Keep 1% for at least one normal observation window. If traffic changes by hour, wait for a full cycle so you do not mistake a calm stretch for the norm.

Which metrics most often pause a release?

Watch errors, p95 or p99 latency, response cost, and the share of responses that fall outside the required schema. If one of these signals stays above your baseline for several minutes in a row, it is better to freeze traffic growth.

Why not rely only on the average quality score?

The average hides failures in a narrow but expensive group of requests. A model may handle simple chats well and still perform worse with tables, addresses, or legal wording.

What should be prepared before the first percent of traffic?

First, lock in the baseline: the same old model, the same parameters, the same prompt, and the same limits. Then collect a live set of scenarios, assign a release owner and a rollback owner, and keep the metrics in one place.

How can rollback be made fast and drama-free?

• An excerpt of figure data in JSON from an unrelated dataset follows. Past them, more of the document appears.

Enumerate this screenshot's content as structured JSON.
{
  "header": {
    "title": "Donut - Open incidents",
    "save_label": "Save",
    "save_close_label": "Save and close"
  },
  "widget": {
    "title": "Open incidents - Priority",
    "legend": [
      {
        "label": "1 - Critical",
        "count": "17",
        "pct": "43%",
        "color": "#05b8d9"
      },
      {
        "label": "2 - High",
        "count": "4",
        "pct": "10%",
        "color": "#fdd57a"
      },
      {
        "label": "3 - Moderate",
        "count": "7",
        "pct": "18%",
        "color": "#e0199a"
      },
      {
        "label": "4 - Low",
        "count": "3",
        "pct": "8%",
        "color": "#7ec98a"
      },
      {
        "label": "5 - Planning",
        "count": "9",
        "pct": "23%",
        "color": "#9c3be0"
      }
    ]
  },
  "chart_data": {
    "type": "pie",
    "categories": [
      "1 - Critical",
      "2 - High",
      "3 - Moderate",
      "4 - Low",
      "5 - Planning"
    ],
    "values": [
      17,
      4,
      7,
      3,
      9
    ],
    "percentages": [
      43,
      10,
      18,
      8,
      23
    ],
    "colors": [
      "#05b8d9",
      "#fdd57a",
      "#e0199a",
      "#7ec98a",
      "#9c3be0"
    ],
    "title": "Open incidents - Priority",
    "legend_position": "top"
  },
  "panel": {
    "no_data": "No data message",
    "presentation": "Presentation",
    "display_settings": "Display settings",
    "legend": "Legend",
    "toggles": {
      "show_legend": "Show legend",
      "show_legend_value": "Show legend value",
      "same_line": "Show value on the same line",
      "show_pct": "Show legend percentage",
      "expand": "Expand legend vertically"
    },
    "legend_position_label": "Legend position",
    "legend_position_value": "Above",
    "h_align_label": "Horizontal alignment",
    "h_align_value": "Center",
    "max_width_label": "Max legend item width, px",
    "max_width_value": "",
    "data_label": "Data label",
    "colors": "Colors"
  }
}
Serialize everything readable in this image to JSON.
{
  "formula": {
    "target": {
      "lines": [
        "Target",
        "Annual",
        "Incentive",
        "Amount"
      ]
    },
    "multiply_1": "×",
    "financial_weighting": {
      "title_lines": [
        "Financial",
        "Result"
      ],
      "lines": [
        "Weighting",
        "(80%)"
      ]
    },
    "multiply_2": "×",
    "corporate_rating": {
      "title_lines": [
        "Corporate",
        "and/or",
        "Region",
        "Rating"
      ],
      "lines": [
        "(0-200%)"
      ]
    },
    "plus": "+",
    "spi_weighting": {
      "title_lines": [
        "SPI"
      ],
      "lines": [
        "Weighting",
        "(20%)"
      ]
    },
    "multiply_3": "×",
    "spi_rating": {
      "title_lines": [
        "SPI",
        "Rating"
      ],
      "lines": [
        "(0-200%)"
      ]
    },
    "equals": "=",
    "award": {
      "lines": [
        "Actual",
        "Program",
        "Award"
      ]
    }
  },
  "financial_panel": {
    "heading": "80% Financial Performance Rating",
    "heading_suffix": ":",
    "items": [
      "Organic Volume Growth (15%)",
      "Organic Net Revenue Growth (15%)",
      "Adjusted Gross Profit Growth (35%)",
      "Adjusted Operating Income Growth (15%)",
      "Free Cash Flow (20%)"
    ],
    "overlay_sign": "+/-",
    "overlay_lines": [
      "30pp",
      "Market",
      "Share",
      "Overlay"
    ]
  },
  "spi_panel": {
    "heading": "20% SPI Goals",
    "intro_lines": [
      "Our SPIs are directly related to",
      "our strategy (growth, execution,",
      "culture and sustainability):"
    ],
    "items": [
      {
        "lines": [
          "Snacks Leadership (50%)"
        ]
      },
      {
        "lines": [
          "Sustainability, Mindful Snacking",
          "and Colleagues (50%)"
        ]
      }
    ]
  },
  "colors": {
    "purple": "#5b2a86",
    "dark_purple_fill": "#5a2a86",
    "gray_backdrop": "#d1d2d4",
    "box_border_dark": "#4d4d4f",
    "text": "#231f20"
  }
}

Rollback should take minutes, not half an hour. It is best to keep the old route and configuration next to the new one in advance, so you can return to the previous model with one action, without editing code.

Can you change the model and the prompt at the same time?

No, that is not a good idea. If you change the model, prompt, routing, and limits on the same day, the team will not know what actually broke the release.

What kind of report helps the team decide on a release quickly?

A simple table by step works best: traffic share, observation time, errors, p95, cost, quality score, and the decision. Below that, add a few failed requests in the same format so the team can quickly see why you paused or rolled back.

Where should you avoid increasing traffic without manual review?

Manual review should be added where a mistake is expensive. In a bank, that can include card blocking, disputed charges, and answers involving personal data; in other services, that may be payments, healthcare, contracts, or any strict templates.

What should you do if the new model is better but more expensive and slower?

In that case, the release is not a success. If the new model sounds better but hurts SLA, budget, or response format, it is better to keep the old version until the route, prompt, or limits are improved.